Et aussitôt, il atteignait sur le chambranle les chaussures d’Emma, tout empâtées de crotte – la crotte des rendez-vous – qui se détachait en poudre sous ses doigts, et qu’il regardait monter doucement dans un rayon de soleil.
– Comme tu as peur de les abîmer! disait la cuisinière, qui n’y mettait pas tant de façons quand elle les nettoyait elle-même, parce que Madame, dès que l’étoffe n’était plus fraîche, les lui abandonnait.
Emma en avait une quantité dans son armoire, et qu’elle gaspillait à mesure, sans que jamais Charles se permît la moindre observation.
C’est ainsi qu’il déboursa trois cents francs pour une jambe de bois dont elle jugea convenable de faire cadeau à Hippolyte. Le pilon en était garni de liège, et il y avait des articulations à ressort, une mécanique compliquée recouverte d’un pantalon noir, que terminait une botte vernie. Mais Hippolyte, n’osant à tous les jours se servir d’une si belle jambe, supplia madame Bovary de lui en procurer une autre plus commode. Le médecin, bien entendu, fit encore les frais de cette acquisition.
Donc, le garçon d’écurie peu à peu recommença son métier. On le voyait comme autrefois parcourir le village, et quand Charles entendait de loin, sur les pavés, le bruit sec de son bâton, il prenait bien vite une autre route.

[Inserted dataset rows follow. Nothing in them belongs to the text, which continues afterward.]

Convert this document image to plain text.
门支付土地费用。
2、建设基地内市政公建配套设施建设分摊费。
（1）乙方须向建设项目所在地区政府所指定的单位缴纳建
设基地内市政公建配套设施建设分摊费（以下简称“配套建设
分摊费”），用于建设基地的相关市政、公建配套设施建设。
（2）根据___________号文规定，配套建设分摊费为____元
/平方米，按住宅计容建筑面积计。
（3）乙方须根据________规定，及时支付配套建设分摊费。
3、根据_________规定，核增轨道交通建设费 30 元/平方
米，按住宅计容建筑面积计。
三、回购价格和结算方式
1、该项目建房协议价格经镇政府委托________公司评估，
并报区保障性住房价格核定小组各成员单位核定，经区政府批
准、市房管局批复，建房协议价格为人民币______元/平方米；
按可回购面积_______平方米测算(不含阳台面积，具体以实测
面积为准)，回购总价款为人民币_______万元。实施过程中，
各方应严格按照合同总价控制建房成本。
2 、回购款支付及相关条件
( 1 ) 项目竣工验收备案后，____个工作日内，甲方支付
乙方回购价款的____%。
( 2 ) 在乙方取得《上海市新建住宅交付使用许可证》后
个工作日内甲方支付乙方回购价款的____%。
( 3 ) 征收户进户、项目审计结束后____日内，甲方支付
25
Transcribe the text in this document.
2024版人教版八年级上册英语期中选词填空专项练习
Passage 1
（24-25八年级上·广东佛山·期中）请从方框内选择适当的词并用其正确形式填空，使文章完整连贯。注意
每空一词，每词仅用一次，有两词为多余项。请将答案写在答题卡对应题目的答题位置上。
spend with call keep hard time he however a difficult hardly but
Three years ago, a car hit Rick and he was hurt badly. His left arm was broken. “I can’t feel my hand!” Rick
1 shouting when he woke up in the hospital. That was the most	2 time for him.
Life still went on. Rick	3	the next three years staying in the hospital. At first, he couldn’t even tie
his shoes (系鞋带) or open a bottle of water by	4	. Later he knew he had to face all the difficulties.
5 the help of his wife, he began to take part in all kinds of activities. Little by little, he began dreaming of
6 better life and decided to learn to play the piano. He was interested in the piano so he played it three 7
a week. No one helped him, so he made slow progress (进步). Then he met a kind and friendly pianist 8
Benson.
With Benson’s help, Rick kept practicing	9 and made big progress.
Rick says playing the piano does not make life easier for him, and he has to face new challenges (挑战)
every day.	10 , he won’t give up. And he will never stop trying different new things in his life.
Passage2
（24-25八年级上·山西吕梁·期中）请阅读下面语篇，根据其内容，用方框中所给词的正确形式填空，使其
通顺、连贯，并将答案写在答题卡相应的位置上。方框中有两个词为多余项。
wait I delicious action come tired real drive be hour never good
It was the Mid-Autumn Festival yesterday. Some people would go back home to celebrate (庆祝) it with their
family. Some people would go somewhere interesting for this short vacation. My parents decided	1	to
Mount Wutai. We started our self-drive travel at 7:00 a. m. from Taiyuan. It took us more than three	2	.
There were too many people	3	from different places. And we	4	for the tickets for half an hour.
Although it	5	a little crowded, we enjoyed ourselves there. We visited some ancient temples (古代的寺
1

C’était M. Lheureux, le marchand, qui s’était chargé de la commande; cela lui fournit l’occasion de fréquenter Emma. Il causait avec elle des nouveaux déballages de paris, de mille curiosités féminines, se montrait fort complaisant, et jamais ne réclamait d’argent. Emma s’abandonnait à cette facilité de satisfaire tous ses caprices. Ainsi, elle voulut avoir, pour la donner à Rodolphe, une fort belle cravache qui se trouvait à Rouen dans un magasin de parapluies. M. Lheureux, la semaine d’après, la lui posa sur sa table.
Mais le lendemain il se présenta chez elle avec une facture de deux cent soixante et dix francs, sans compter les centimes. Emma fut très embarrassée: tous les tiroirs du secrétaire étaient vides; on devait plus de quinze jours à Lestiboudois, deux trimestres à la servante, quantité d’autres choses encore, et Bovary attendait impatiemment l’envoi de M. Derozerays, qui avait coutume, chaque année, de le payer vers la Saint-Pierre.
Elle réussit d’abord à éconduire Lheureux; enfin il perdit patience; on le poursuivait, ses capitaux étaient absents, et, s’il ne rentrait dans quelques-uns, il serait forcé de lui reprendre toutes les marchandises qu’elle avait.
– Eh! reprenez-les! dit Emma.
– Oh! c’est pour rire! répliqua-t-il. Seulement, je ne regrette que la cravache. Ma foi! je la redemanderai à Monsieur.
– Non! non! fit-elle.
– Ah! je te tiens! pensa Lheureux.
Et, sûr de sa découverte, il sortit en répétant à demi-voix et avec son petit sifflement habituel:
– Soit! nous verrons! nous verrons!
Elle rêvait comment se tirer de là, quand la cuisinière entrant, déposa sur la cheminée un petit rouleau de papier bleu, de la part de M. Derozerays. Emma sauta dessus, l’ouvrit. Il y avait quinze napoléons. C’était le compte. Elle entendit Charles dans l’escalier; elle jeta l’or au fond de son tiroir et prit la clef.
Trois jours après, Lheureux reparut.
– J’ai un arrangement à vous proposer, dit-il; si, au lieu de la somme convenue, vous vouliez prendre…
– La voilà, fit-elle en lui plaçant dans la main quatorze napoléons.
Le marchand fut stupéfait. Alors, pour dissimuler son désappointement, il se répandit en excuses et en offres de service qu’Emma refusa toutes; puis elle resta quelques minutes palpant dans la poche de son tablier les deux pièces de cent sous qu’il lui avait rendues. Elle se promettait d’économiser, afin de rendre plus tard…
– Ah bah! songea-t-elle, il n’y pensera plus.
Outre la cravache à pommeau de vermeil, Rodolphe avait reçu un cachet avec cette devise: Amor nel cor; de plus, une écharpe pour se faire un cache-nez, et enfin un porte-cigares tout pareil à celui du Vicomte, que Charles avait autrefois ramassé sur la route et qu’Emma conservait. Cependant ces cadeaux l’humiliaient. Il en refusa plusieurs; elle insista, et Rodolphe finit par obéir, la trouvant tyrannique et trop envahissante.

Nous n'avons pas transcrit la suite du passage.